Marcelo Pinto de Carvalho, advogado e contador que atua como consultor da Confederação Nacional da Indústria (CNI), repassou a um grupo formado por profissionais das áreas de gestão de pessoas, segurança e saúde do trabalho, e administrativo-financeiro, informações que podem ajudar no relacionamento com os órgãos que fiscalizam o cumprimento da legislação trabalhista.

O trabalho de esclarecimento vem sendo realizado em todo o Brasil, segundo o consultor, como forma de preparar as empresas para que elas recebam a fiscalização do trabalho adequadamente. “É muito importante que as empresas conheçam os procedimentos e apresentem as informações solicitadas pelos fiscais. Muitas vezes, as empresas são notificadas por desconhecimento, especialmente caso de empresas de pequeno porte”, comenta Marcelo.

Um dos focos da capacitação é mostrar que a fiscalização faz parte das atribuições dos fiscais do trabalho, e estar preparado pode evitar custos desnecessários. No curso, são repassadas informações para a prevenção de ocorrências que podem levar a notificações e multas e dicas sobre como recorrer de uma eventual autuação, como as empresas podem se defender perante os órgãos e como proceder na esfera judicial na defesa de seus direitos.

Além da orientação quanto à legislação, outro objetivo do PDA em dez anos de atividades é motivar os empresários a se filiarem a um sindicato. “Quando se associam a um sindicato, as empresas passam a contar com uma representação oficial. Esta participação sindical é relevante porque hoje o empresário está muito mais preocupado com o seu negócio e nem sempre consegue acompanhar as mudanças nas legislações. O empresário é um trabalhador, principalmente os de micro e pequenas empresas, na maioria das vezes é ele quem faz tudo na empresa, fazendo parte de um sindicato ele percebe que é mais barato prevenir, cumprir a legislação, do que depois enfrentar um passivo trabalhista”.

Célio Bayer, vice-presidente regional da Fiesc, reitera que o propósito das capacitações é o de levar estas informações aos empresários, especialmente aos de micro e pequenas empresas, pois elas formam mais de 98 por cento das indústrias no Brasil.
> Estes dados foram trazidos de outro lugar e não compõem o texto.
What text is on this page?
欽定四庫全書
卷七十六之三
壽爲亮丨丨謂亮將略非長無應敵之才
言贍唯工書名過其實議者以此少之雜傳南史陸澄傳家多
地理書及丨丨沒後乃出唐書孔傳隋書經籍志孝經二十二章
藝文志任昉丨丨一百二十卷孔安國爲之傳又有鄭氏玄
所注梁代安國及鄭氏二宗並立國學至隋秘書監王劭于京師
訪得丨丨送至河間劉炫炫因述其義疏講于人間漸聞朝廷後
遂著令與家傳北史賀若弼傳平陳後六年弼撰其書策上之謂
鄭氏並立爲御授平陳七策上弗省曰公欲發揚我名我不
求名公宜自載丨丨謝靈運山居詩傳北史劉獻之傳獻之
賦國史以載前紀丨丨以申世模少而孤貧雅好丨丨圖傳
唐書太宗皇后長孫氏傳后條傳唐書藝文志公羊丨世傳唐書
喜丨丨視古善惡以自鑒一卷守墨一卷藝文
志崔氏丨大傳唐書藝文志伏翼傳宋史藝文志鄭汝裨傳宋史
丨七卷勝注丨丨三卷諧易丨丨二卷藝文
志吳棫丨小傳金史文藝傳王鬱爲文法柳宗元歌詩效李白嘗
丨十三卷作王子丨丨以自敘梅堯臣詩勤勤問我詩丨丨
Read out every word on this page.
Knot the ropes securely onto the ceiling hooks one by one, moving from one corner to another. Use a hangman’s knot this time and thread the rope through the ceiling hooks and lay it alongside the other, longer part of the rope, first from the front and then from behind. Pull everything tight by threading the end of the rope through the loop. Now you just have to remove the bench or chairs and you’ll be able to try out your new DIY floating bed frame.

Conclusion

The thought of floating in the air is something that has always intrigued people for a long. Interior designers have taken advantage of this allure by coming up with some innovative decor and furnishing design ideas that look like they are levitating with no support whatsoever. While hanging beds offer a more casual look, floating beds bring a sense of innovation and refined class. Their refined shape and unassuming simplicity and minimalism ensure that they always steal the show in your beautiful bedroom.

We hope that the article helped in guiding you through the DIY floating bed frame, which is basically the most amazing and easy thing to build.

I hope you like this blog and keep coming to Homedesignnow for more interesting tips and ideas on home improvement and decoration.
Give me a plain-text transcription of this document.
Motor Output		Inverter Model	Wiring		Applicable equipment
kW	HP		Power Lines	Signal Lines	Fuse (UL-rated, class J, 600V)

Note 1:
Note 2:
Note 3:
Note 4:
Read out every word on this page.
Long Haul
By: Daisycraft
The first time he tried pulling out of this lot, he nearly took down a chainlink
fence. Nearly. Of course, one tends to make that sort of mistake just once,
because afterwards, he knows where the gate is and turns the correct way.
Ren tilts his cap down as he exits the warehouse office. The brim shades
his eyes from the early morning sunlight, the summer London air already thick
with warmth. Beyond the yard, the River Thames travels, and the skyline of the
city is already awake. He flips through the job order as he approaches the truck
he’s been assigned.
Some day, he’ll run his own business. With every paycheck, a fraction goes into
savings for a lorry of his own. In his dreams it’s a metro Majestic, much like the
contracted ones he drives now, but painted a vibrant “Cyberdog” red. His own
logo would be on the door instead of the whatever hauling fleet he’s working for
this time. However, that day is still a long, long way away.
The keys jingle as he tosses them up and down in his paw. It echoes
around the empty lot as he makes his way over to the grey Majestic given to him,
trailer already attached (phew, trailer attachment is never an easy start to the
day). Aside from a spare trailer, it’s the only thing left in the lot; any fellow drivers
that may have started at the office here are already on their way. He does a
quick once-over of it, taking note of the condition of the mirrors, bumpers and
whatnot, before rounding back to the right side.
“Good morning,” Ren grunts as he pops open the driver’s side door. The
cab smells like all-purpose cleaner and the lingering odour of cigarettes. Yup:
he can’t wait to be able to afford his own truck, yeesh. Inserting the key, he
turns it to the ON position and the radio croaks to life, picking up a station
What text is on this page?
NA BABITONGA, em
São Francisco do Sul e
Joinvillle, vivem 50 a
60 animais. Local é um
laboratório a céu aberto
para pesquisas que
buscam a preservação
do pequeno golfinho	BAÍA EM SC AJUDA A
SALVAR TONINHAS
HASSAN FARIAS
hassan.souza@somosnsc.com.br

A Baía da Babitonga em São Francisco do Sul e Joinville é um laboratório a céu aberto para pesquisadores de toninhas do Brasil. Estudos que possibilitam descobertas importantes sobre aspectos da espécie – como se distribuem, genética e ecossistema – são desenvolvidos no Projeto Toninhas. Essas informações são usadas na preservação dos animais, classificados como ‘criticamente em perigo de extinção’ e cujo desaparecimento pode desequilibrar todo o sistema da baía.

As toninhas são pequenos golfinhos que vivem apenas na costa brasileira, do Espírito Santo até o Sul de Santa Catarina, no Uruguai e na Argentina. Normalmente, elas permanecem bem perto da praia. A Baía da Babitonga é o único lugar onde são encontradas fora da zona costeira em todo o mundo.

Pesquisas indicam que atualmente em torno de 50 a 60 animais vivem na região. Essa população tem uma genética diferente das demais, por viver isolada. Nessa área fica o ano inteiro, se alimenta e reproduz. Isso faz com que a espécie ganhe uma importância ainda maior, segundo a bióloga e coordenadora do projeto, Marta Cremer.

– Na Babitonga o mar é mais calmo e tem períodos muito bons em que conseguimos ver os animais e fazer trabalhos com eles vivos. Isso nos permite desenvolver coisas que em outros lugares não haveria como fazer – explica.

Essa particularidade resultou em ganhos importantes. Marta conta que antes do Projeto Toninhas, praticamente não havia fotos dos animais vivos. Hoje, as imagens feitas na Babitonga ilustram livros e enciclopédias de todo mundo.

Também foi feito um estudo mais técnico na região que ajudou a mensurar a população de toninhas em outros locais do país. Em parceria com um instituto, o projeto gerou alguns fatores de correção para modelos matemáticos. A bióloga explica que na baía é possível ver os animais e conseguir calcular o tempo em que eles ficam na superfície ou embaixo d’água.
Lembra que o fortalecimento da representação sindical é uma das bandeiras da entidade. Hoje Santa Catarina é o Estado da federação com maior número de entidades representativas, com 140 sindicatos que abrigam indústrias de todos os segmentos. Esta capilaridade, aponta o empresário, tem sido responsável por importantes avanços e contribuído para a melhor competitividade das empresas.